A Construtora de Pontes
Num vilarejo retirado e esquecido por todos havia um casal de velhinhos que viviam dependentes dos vizinhos. Juntando a idade dos dois somava-se 156 anos.
Ele era cego, passava o tempo assentado num sofá, ou numa tora de madeira a ouvir um rádio de pilha. Num som chiado e disforme acompanhava a programação de seus programas preferidos, mudando sempre de estação à procura de ‘novidades’ que às vezes ‘apareciam’. De pequena estatura, corpo de quem sempre usou a força braçal, moreno da cor de chocolate, rosto de traços fortes, raramente demonstrando emoção, usava óculos escuros por puro hábito já que não tinha serventia alguma.
Ela passava a maior parte do tempo deitada. Baixinha, cor acanelada, cabelos brancos e ralos, rosto comprido marcado pelo tempo. Da cama para a mesa, dizia ela, essa é minha sina. Apesar de enxergar, as pernas é que lhe davam trabalho e não lhe ‘sustinha’ o corpo. Por passar muito tempo deitada tinha tontura, temendo cair limitava seus movimentos. Parecia tão pequenininha dentro daqueles lençóis, e afundada num colchão velho e mole. Numa voz clara e singela me disse que queria morrer, mas tinha que esperar pelo Dono da Vida, pois Ele sabia o melhor para todos.
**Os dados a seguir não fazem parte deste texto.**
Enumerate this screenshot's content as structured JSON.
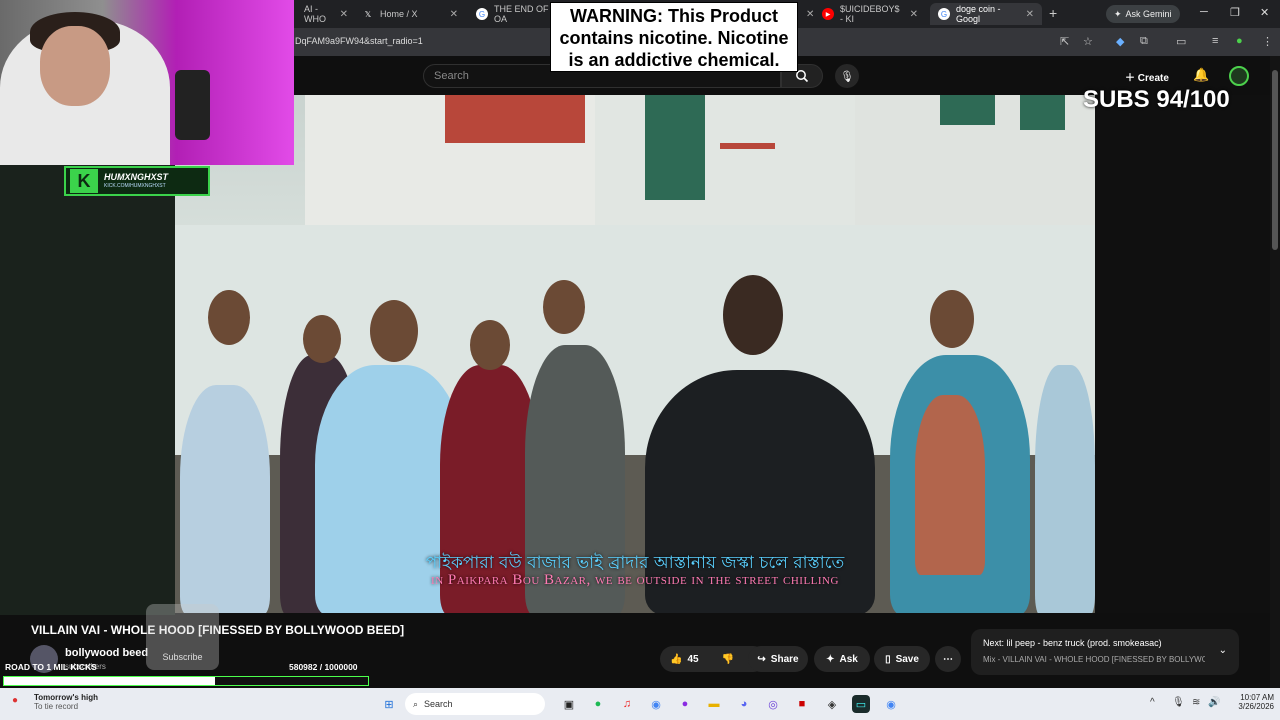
{
  "browser": {
    "tabs": [
      {
        "label": "AI - WHO",
        "icon": "youtube-icon",
        "active": false
      },
      {
        "label": "Home / X",
        "icon": "x-icon",
        "active": false
      },
      {
        "label": "THE END OF OA",
        "icon": "google-icon",
        "active": false
      },
      {
        "label": "$UICIDEBOY$ - KI",
        "icon": "youtube-icon",
        "active": false
      },
      {
        "label": "doge coin - Googl",
        "icon": "google-icon",
        "active": true
      }
    ],
    "ask_gemini": "Ask Gemini",
    "url": "DqFAM9a9FW94&start_radio=1"
  },
  "youtube": {
    "search_placeholder": "Search",
    "create_label": "Create"
  },
  "overlays": {
    "warning_text": "WARNING: This Product contains nicotine. Nicotine is an addictive chemical.",
    "subs_goal": "SUBS 94/100",
    "streamer_name": "HUMXNGHXST",
    "streamer_site": "KICK.COM/HUMXNGHXST",
    "road_label": "ROAD TO 1 MIL KICKS",
    "kick_count": "580982  / 1000000",
    "kick_progress_fraction": 0.581
  },
  "video": {
    "subtitle_bengali": "পাইকপারা বউ বাজার ভাই ব্রাদার আস্তানায়  জস্কা চলে রাস্তাতে",
    "subtitle_english": "in Paikpara Bou Bazar, we be outside in the street chilling",
    "title": "VILLAIN VAI - WHOLE HOOD [FINESSED BY BOLLYWOOD BEED]",
    "channel_name": "bollywood beed",
    "channel_subs": "subscribers",
    "subscribe_label": "Subscribe",
    "likes": "45",
    "share_label": "Share",
    "ask_label": "Ask",
    "save_label": "Save"
  },
  "up_next": {
    "title": "Next: lil peep - benz truck (prod. smokeasac)",
    "subtitle": "Mix - VILLAIN VAI - WHOLE HOOD [FINESSED BY BOLLYWOO..."
  },
  "taskbar": {
    "weather_title": "Tomorrow's high",
    "weather_sub": "To tie record",
    "search_label": "Search",
    "time": "10:07 AM",
    "date": "3/26/2026"
  }
}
Como estavam expostos à maldade alheia! Sem qualquer impedimento entrei naquela casa, tive acesso ao quarto, senti a fragilidade daquele casal. Alegraram-se com a visita, pediram-me para voltar.
Depois de uns trinta minutos de conversa, chegou uma filha do casal. Era uma senhora de sessenta e dois anos, mas que parecia ter uns oitenta. Enquanto conversávamos da sua boca não saiu uma palavra sequer de amargura, nem de desânimo. Ela cria num amanhã. Sua história de vida daria para escrever um livro à parte, mas tentarei repassá-la em poucas linhas.
Era viúva, criava dois netos, um com três aninhos e o outro com oito anos. O pai dessas crianças estava numa cadeira de rodas, desenganado pelos médicos aos trinta e dois anos. A sua nora abandonara os filhos e o esposo deficiente. O filho queria se matar por não aceitar as limitações e dores que a doença lhe trouxera. Aquela senhora que deveria chorar suas mágoas, dividia-se para dá assistência aos velhos pais, ao filho deficiente,aos netos desnutridos e barrigudos que dependiam de suas calejadas mãos.
Ela me disse algo que me deixou pensativa: “ Tenho tantas doenças que não me permito pensar como será o dia que eu não puder mais dá um passo, porém quando olho para meus tesouros.” Referia-se aos pais, filho e netos. Com olhos embaçados, porém secos, prosseguiu: “Esqueço as dores e as recomendações médicas e vou em frente, porque eles precisam de mim.”
Essa senhora é uma construtora de pontes, e nas suas limitações segue construindo para o amanhã, pois como ela me disse: “Moça, eu nunca imaginei que um dia passaria por tantas noites escuras. Essa que está em cima de uma cama me falava que a vida nos trás muita surpresa, e que por isso deveríamos fazer o bem sem olhar a quem, pois no amanhã poderíamos precisar e com certeza receberíamos de volta tudo que tivéssemos construído.” Naquele momento pude entender que devemos agir como construtores de pontes, pois nunca sabemos o caminho que teremos que percorrer. A vida é cheia de surpresas e o amanhã não está ao nosso alcance.